Ich schrieb kürzlich einen Aufsatz über die Dinge des Alltags und ihren religiösen Hintergrund nach meinem Kirchenaustritt. Dabei entdeckte ich Leonard Cohens Popmusik. Er sang vieles, was den religiösen Hintergrund bei religiös unverdächtigen Dingen offenlegte: Kunst, Sprache, Ohnmacht, Krieg, Frauen, Sex usw. Einiges fand ich bei ihm wieder.

 Als Bob Dylan (das war meine Zeit in den 60ern und 70ern), der sehr schöne Liedtexte und Lieder verfasst hat, den Nobelpreis bekam, sagte er, dass der Kanadier Leonard Cohen (1934-2016) und seine Poesie diesen Preis eher verdient hätte als er.

Cohens bekanntester Song, der auch mich so begeistert hat, war sein „Halleluja“. Klingt zwar religiös, ist aber sehr poetisch und klingt total anders, als man das von einem Popsänger erwartet. In seiner Band spielt er oft Gitarre mit Finger Picking. Ein Grund mehr, Cohens Songs zu hören. War die Gitarre die neue Version von Davids Harfe?

„Davids Harfe klingt über den Tod hinaus“, so sein berühmtester Song, er ist auch sein rätselhaftester: Halleluja (1994). Der Liedtext spielt mit jüdischen, christlichen und buddhistischen Motiven“. Sein Halleluja, das mich nach wie vor fasziniert ist ein gebrochenes Halleluja, gebaut auf Religion und seinem Zweifel. Hier eine Strophe aus diesem Song übersetzt:

Interessant ist, dass die Geschichte von David (dem jungen König Israels) und der ebenfalls jungen Batseba in der Bibel etwas anders ist. Sie war die Frau des Feldherrn Urija, der gerade im Krieg gegen die Ammoniter kämpfte. David beobachtete sie beim Bad auf dem Dach und war fasziniert. Er schlief mit ihr und zeugte seinen Sohn Salomon. Nach einigen Szenen, ähnlich wie im Tatort-Krimi, schickte David den Urija an die vorderste Front. Urija starb. Ein Prophet verkündete, dass Gott ihm verzieh, weil er bereute. Aber David zeugte mit Batseba trotz der Reue noch weitere Kinder.

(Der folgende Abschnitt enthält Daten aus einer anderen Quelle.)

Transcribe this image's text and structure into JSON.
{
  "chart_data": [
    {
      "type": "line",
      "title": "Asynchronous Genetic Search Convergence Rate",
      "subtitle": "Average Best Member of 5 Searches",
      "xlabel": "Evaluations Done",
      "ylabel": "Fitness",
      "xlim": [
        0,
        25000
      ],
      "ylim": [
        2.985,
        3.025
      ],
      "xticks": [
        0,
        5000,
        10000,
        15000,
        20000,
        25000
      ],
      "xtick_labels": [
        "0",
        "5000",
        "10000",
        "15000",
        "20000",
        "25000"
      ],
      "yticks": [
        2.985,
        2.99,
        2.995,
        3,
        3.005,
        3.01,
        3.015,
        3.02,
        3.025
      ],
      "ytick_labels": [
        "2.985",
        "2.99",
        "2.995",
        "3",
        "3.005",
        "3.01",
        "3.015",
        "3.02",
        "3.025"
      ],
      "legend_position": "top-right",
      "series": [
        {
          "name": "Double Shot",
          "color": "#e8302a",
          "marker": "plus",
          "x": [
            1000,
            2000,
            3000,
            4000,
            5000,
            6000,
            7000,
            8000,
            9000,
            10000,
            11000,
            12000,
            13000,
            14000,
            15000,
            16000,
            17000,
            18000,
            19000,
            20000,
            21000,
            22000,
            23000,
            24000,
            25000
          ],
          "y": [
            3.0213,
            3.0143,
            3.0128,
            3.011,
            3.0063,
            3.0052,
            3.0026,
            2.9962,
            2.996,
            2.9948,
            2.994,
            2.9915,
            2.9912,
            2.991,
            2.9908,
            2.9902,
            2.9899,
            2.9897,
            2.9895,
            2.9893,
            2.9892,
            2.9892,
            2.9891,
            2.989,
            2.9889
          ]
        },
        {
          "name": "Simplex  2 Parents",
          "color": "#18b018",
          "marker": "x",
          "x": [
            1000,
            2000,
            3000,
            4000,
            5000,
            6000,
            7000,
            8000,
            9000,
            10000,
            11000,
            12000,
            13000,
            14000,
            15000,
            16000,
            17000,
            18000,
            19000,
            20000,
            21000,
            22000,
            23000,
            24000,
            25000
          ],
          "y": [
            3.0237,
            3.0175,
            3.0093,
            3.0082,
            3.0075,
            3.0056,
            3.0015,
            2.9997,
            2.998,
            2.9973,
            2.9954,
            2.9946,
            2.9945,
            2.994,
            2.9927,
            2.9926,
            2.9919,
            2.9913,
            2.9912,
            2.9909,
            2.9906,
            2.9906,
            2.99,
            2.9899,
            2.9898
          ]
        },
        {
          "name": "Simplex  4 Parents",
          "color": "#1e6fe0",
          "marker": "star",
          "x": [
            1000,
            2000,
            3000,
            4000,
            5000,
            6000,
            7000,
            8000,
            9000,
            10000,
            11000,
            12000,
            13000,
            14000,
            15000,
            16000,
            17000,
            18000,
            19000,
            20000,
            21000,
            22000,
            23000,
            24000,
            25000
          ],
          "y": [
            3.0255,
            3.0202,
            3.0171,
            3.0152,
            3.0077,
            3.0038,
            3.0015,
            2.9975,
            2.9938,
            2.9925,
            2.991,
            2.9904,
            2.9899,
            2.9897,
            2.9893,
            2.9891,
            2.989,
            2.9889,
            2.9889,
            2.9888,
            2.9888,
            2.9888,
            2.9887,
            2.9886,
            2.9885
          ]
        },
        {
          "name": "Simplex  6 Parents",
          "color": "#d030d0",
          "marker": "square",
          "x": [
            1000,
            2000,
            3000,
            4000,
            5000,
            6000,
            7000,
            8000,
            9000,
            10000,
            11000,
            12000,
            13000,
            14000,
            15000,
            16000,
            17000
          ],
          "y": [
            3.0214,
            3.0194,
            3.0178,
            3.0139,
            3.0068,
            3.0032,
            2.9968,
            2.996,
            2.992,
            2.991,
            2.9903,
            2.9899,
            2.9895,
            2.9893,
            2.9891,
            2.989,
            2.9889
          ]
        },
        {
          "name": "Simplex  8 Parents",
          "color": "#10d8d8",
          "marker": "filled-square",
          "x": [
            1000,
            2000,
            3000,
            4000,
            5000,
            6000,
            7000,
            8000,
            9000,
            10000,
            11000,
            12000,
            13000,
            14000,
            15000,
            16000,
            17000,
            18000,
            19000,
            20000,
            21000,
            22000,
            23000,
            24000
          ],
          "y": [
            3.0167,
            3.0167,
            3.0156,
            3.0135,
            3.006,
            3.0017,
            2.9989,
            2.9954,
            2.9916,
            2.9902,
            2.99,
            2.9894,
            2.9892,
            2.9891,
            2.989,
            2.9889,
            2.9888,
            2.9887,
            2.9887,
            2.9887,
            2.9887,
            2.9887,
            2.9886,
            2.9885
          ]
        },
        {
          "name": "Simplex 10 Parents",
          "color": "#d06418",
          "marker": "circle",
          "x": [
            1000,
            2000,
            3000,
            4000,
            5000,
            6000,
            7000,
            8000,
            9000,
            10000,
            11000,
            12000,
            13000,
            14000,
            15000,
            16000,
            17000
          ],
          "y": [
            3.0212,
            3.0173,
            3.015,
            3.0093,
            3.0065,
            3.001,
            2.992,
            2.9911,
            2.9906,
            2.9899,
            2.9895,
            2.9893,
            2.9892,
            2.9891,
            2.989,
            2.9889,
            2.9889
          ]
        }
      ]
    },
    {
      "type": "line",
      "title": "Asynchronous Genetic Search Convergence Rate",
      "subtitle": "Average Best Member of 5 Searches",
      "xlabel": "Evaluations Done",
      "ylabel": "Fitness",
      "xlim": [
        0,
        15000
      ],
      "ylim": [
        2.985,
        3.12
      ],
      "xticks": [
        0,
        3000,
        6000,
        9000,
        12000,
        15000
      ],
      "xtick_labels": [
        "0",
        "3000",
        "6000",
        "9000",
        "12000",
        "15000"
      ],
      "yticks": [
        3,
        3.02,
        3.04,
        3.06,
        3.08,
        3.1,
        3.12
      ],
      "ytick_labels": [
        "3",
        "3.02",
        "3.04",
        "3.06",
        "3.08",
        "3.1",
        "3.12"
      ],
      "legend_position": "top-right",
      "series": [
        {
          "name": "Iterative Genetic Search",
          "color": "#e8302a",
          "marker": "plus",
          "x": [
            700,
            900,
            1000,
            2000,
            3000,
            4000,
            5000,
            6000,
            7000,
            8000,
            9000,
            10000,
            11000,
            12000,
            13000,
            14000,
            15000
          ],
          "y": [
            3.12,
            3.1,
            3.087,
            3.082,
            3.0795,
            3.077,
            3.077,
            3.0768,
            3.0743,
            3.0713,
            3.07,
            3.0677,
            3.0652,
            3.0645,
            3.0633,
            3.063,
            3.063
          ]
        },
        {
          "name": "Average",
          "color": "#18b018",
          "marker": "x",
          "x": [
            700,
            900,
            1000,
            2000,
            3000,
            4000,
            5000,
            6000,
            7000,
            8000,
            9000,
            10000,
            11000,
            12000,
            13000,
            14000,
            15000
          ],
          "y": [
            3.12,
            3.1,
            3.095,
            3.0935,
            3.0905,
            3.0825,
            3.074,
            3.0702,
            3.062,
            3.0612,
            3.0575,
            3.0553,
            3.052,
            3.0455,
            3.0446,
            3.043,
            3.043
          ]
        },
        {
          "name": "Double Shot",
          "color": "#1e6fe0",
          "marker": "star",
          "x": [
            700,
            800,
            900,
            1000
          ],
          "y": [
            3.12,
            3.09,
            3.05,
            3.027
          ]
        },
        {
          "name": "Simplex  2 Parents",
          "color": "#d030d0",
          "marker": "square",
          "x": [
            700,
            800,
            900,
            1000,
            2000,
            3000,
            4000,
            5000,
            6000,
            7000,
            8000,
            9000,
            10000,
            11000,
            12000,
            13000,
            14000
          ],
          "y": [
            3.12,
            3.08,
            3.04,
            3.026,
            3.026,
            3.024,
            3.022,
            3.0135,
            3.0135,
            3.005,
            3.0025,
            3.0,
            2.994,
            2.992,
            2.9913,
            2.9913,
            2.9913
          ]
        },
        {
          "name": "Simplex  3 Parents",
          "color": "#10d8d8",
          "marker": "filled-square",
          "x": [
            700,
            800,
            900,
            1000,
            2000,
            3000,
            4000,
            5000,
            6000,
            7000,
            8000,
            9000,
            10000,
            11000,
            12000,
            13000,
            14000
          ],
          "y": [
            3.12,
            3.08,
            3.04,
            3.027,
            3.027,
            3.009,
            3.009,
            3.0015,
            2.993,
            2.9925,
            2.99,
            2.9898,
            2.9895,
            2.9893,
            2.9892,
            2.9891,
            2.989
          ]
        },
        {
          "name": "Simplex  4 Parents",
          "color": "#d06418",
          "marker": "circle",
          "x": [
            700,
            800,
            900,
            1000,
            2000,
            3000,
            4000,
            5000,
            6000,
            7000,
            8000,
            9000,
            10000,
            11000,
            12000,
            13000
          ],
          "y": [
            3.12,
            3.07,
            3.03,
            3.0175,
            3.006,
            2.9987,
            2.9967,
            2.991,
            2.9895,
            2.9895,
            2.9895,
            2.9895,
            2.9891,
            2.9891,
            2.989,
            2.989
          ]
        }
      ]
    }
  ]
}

Cohen sah in dieser Geschichte Davids eine Geschichte, die einen religiösen Hintergrund hat. Auch hinter Erotik und Sex sah er ein Halleluja. Der talentierte David hatte zwar einen starken Glauben. Aber die hübsche Batseba war stärker als die religiöse Tradition. Wie auch immer: Am Ende steht das Halleluja.

Aus einem weiteren Song:

 

Orthodoxe Juden sprechen das Wort “Gott“ nicht aus. Verwendet Cohen dafür öfter das Wort „David“. Eigentlich bedeutet es nichts, meint Cohen allen Orthodoxen zum Trotz. Aber man spürt in jedem Wort etwas aufblitzen, egal ob es etwas Heiliges oder Unheiliges, gar Sündhaftes im Sinne seiner Gruppenmoral war, es ist halt ein Halleluja.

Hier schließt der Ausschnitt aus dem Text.